S’il y a un moment où je regrette de n’être pas entourée de petits enfants, c’est quand la nature se révèle autour de moi pour ce qu’elle est : le plus formidable des outils pédagogiques.

Tout à l’heure, bienheureusement atterrie dans mon jardin, je me suis adonnée à un sport très fin : la cueillette des graines d’acanthes.

Il faut à cet exercice un peu de familiarité avec cette grande et noble plante qui n’a pour autant aucune valeur marchande. On  comprend le facile symbole. L’acanthe, qu’aucun pépiniériste, aucune chaîne jardinière n’a encore repérée, est de ce point de vue de l’ordre des biens de l’esprit, de ceux que l’on partage, que l’on donne ou que l’on échange pour les seuls plaisir et amitiés.

Elle n’en est que davantage un outil pédagogique enviable et tout autant le cycle exemplaire de son cours. Fort résistante, elle sort de l’hiver ridée, fanée ou carrément gelée. Une coupe sévère des feuilles endolories accélère le prodige : d’autres plus petites, plus vertes, plus fortes, plissées mais cette fois comme des nouveaux nés, non comme de très vieilles dames, repartent dès les jours suivants.

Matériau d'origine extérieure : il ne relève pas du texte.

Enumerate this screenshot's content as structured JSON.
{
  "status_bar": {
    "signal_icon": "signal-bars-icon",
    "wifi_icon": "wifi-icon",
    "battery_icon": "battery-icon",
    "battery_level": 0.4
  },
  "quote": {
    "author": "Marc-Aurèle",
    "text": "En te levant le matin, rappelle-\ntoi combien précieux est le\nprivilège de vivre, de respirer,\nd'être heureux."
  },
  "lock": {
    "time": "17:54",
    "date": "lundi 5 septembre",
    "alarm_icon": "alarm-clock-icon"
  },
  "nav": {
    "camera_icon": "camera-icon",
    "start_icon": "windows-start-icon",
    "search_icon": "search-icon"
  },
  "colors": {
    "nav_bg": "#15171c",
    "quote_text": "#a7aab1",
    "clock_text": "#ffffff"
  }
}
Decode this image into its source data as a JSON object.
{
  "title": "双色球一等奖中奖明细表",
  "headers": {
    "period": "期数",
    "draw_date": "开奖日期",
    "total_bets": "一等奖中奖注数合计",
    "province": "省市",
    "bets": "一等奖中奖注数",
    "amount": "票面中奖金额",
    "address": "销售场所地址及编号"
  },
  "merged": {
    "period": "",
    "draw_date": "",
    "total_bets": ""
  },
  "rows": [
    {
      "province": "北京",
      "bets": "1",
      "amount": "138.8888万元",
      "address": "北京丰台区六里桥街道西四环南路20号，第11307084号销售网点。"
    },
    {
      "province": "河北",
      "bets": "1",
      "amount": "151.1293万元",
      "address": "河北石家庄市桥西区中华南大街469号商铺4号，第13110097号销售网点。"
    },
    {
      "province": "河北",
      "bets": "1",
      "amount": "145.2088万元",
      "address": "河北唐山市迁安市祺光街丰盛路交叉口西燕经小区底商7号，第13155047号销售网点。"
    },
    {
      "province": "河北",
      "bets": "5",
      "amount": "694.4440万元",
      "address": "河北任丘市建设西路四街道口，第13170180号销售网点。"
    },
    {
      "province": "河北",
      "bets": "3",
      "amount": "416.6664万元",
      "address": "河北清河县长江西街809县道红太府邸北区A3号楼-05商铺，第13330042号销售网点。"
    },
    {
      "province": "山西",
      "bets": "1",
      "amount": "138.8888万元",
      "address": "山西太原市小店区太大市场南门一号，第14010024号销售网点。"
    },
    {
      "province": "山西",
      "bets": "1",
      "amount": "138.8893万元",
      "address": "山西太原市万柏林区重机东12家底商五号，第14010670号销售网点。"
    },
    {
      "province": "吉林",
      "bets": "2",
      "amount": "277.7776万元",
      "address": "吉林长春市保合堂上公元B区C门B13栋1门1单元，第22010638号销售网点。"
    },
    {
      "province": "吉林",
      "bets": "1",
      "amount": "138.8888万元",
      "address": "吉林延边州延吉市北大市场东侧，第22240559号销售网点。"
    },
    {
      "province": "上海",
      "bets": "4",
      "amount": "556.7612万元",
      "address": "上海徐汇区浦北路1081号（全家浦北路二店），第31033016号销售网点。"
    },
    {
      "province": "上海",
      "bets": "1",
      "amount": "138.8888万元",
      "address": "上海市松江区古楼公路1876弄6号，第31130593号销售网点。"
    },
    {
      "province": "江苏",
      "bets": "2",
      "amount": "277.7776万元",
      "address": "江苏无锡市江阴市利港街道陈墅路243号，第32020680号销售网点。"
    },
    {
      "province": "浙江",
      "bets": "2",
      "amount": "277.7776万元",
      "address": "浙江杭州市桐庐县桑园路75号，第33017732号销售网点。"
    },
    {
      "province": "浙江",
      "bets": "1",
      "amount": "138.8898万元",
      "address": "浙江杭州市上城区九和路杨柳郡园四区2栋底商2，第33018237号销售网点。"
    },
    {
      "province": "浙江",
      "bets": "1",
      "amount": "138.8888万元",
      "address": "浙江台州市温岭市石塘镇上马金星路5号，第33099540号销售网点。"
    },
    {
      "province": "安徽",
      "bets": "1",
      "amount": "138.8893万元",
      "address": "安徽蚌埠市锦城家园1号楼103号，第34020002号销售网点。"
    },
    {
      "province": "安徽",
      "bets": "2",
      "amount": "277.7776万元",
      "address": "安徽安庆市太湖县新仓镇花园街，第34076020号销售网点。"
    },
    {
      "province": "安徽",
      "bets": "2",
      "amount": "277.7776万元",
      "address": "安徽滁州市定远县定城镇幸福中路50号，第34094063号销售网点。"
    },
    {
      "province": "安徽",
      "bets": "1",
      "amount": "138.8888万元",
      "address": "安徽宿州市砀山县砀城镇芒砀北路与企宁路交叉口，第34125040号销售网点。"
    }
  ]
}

L’acanthe est robuste, preuve que les mauvaises herbes peuvent être belles et bonnes.

Quelque part entre avril et juin selon les climats, part du coeur de ce qui ressemble alors à une somptueuse salade dont trois feuilles suffisent à faire un fragile déguisement à une petite fille, une sorte de tout petit champignon qui va bientôt se hisser, se hisser, sur une hampe solide, dépassant glorieusement la plus haute feuille. La plus grande de celles que j’ai coupées ce matin mesurait un bon 2 m 50.

De semaine en semaine (et pour moi de  dimanche en dimanche quand je les retrouve), ces hautes hampes se couvrent de boutons puis de fleurs mauves, penchées de chaque côté de la hampe, le tout avec une élégance très aristocratique : port droit et élevé, grâce des fleurs courbées comme des petites princesses timides et étonnées d’être là.

L’été avance. Les petites princesses fanent doucement autour d’une noix verte et lisse qui va bientôt brunir.  En se promenant le long de ces « vivants piliers », on entend bien souvent des craquements : la surface de la noix éclate, le petit nid bien protégé où dorment les graines se découvre et les uns et les autres peuvent s’arrondir au doux soleil jusqu’à être gorgé de toutes les chaînes de réactions chimiques qui les feront le printemps suivant revenir à l’alpha du cycle de l’acanthe.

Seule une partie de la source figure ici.